Outra possibilidade de trabalhos futuros estaria na interface entre Literatura e
Psicanálise, compreendendo como práticas sexuais ditas perversas, as quais por vezes
adotam as fezes como um item imprescindível do coito, não deixam de ser uma
fetichização dos significantes desse campo semântico no próprio texto literário. Desse
modo, o prazer derivado das fezes durante certas modalidades sexuais talvez se
confunda com o perverso prazer textual apregoado por Barthes (2006). Se tocar o abjeto
com a língua pode tornar o coito mais fascinante para alguns, também tocar as esferas
imundas da linguagem com a língua literária pode ser fonte de prazer intenso para os
leitores, voyeurs em estado pleno de excitação que assistem ao strip tease da linguagem
(BARTHES, 2006).
Nesse sentido, vale lembrar que a presente reflexão sobre o abjeto, a qual exige
um debruçar-se conceitual sobre o dejetório, é um olhar oblíquo sobre o que é inerente
ao humano, mas queremos esconder o tempo inteiro: o feio, o fétido, o informe. Tal
contato com o abjeto exorciza a própria abjeção, permitindo uma visão mais tolerante de
si mesmo e do outro, no que há de, literalmente, mais visceral: as fezes, e todos os
símbolos que elas constelam. Aceitar-se como homo cacans (FONSECA, 1994b) é um
longo e interminável processo de descoberta de si e da alteridade não só como aquele
que sapiens, mas como aquele que, além de saber, produz o hórrido.

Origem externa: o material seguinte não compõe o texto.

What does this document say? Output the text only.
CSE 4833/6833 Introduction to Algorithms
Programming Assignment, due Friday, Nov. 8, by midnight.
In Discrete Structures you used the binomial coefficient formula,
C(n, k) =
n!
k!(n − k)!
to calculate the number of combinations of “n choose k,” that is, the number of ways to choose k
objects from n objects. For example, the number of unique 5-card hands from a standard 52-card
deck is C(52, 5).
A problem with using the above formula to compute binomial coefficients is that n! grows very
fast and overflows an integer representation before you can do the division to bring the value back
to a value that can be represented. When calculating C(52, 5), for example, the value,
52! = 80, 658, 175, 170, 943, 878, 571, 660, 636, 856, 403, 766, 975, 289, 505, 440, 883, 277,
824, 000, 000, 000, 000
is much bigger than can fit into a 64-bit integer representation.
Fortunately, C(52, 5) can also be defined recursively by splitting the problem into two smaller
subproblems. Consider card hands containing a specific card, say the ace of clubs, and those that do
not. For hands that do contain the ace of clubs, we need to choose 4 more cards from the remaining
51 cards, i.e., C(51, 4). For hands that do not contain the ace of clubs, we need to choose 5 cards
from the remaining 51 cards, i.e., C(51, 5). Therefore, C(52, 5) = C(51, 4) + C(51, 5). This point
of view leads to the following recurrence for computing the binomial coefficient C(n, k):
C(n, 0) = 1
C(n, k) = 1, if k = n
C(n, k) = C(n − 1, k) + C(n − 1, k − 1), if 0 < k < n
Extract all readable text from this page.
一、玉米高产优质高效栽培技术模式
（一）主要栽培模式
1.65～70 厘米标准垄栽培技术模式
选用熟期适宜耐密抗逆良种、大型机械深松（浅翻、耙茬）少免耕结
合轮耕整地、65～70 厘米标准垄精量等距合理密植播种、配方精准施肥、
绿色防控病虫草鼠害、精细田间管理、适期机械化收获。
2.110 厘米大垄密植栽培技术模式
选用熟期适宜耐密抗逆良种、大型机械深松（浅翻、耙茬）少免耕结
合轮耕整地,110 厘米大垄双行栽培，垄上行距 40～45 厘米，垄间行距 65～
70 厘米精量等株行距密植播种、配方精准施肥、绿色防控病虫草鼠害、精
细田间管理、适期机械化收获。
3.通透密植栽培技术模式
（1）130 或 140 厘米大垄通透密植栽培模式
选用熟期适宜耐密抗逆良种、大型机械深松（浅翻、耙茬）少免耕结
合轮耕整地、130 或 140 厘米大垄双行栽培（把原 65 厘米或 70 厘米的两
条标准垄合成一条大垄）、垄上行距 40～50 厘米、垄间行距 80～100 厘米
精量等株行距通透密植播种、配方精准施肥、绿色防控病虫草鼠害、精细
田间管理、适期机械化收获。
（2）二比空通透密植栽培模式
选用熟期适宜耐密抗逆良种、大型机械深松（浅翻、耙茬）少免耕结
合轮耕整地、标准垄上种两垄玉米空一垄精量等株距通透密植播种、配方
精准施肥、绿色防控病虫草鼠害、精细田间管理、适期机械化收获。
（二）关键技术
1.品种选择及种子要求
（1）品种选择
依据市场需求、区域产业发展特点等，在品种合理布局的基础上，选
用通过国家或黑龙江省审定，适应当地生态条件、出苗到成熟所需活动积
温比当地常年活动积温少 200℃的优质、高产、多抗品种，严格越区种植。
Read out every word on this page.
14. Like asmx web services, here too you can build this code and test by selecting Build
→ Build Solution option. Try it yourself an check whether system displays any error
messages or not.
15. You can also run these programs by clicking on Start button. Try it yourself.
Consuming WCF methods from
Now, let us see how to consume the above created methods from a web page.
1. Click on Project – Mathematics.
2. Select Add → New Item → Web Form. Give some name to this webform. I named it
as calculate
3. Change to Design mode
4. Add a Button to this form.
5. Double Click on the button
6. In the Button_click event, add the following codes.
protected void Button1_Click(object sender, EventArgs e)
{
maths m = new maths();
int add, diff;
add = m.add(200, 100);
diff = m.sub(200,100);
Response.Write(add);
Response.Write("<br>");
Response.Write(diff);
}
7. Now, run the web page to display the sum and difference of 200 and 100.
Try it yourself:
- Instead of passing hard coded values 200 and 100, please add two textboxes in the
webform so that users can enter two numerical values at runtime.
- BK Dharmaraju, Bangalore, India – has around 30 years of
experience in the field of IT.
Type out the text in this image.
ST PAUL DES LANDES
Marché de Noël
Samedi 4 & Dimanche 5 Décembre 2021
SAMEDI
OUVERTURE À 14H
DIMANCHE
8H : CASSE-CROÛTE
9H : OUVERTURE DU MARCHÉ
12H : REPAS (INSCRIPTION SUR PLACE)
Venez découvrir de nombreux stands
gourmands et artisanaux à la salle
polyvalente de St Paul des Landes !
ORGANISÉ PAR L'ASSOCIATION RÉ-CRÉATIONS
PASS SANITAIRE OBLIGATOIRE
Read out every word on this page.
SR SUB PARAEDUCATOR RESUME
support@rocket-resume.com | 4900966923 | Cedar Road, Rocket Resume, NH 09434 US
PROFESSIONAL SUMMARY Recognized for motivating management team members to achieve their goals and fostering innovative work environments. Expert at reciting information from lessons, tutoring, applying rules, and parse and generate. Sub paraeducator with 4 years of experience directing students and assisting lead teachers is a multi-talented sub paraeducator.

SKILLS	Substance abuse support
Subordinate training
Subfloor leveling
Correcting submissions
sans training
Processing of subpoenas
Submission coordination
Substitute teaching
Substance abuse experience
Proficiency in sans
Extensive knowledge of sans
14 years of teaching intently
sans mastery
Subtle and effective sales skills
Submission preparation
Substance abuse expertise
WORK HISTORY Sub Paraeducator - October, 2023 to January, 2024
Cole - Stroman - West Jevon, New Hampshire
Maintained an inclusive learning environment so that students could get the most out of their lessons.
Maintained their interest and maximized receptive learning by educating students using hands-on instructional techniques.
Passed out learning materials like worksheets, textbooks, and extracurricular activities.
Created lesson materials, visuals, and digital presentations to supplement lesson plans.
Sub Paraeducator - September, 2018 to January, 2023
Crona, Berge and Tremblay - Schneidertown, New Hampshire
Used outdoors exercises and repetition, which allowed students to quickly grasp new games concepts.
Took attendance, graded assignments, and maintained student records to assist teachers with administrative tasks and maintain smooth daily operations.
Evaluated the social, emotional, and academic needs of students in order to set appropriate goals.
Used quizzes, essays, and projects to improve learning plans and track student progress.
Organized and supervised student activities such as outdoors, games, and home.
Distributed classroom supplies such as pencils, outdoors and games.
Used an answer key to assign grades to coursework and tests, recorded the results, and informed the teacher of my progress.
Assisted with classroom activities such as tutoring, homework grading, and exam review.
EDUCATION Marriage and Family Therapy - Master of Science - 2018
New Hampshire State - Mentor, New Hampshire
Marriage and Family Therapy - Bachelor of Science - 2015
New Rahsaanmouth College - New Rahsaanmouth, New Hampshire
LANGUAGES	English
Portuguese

Ademais, se é por meio de seus excrementos que os animais demarcam seu
território, defecando e urinando naquilo que julgam seu, olhar as fezes e os demais
discursos secretados por nosso corpo permite-nos entender como nos inscrevemos (e
escrevemos) no mundo. Ao chamarmos de “privada” ou “patente” a latrina onde
129
defecamos, reeditamos, a cada ida ao toalete, a posse sobre algo, desejo de pertença
inerente ao homem. Em tal medida, este trabalho revela-se uma reflexão sobre a própria
condição humana e sua relação com o entorno, metaforizada pelo inescapável processo
de circunscrição do real operado pelas fezes.
Assim, espera-se que este trabalho tenha funcionado como alva latrina, contra a
qual as fezes tenham sido lançadas e analisadas, como na fictícia arte da copromancia.
Em vez de mensagens divinas, no entanto, procuraram-se aqui significados e
significantes da própria arte do abjeto, em uma reflexão metaliterária que esclareça um
pouco mais a estetização da linguagem, tenha sido ela proferida pela boca ou pelo ânus,
extremidades opostas de um mesmo duto corpóreo.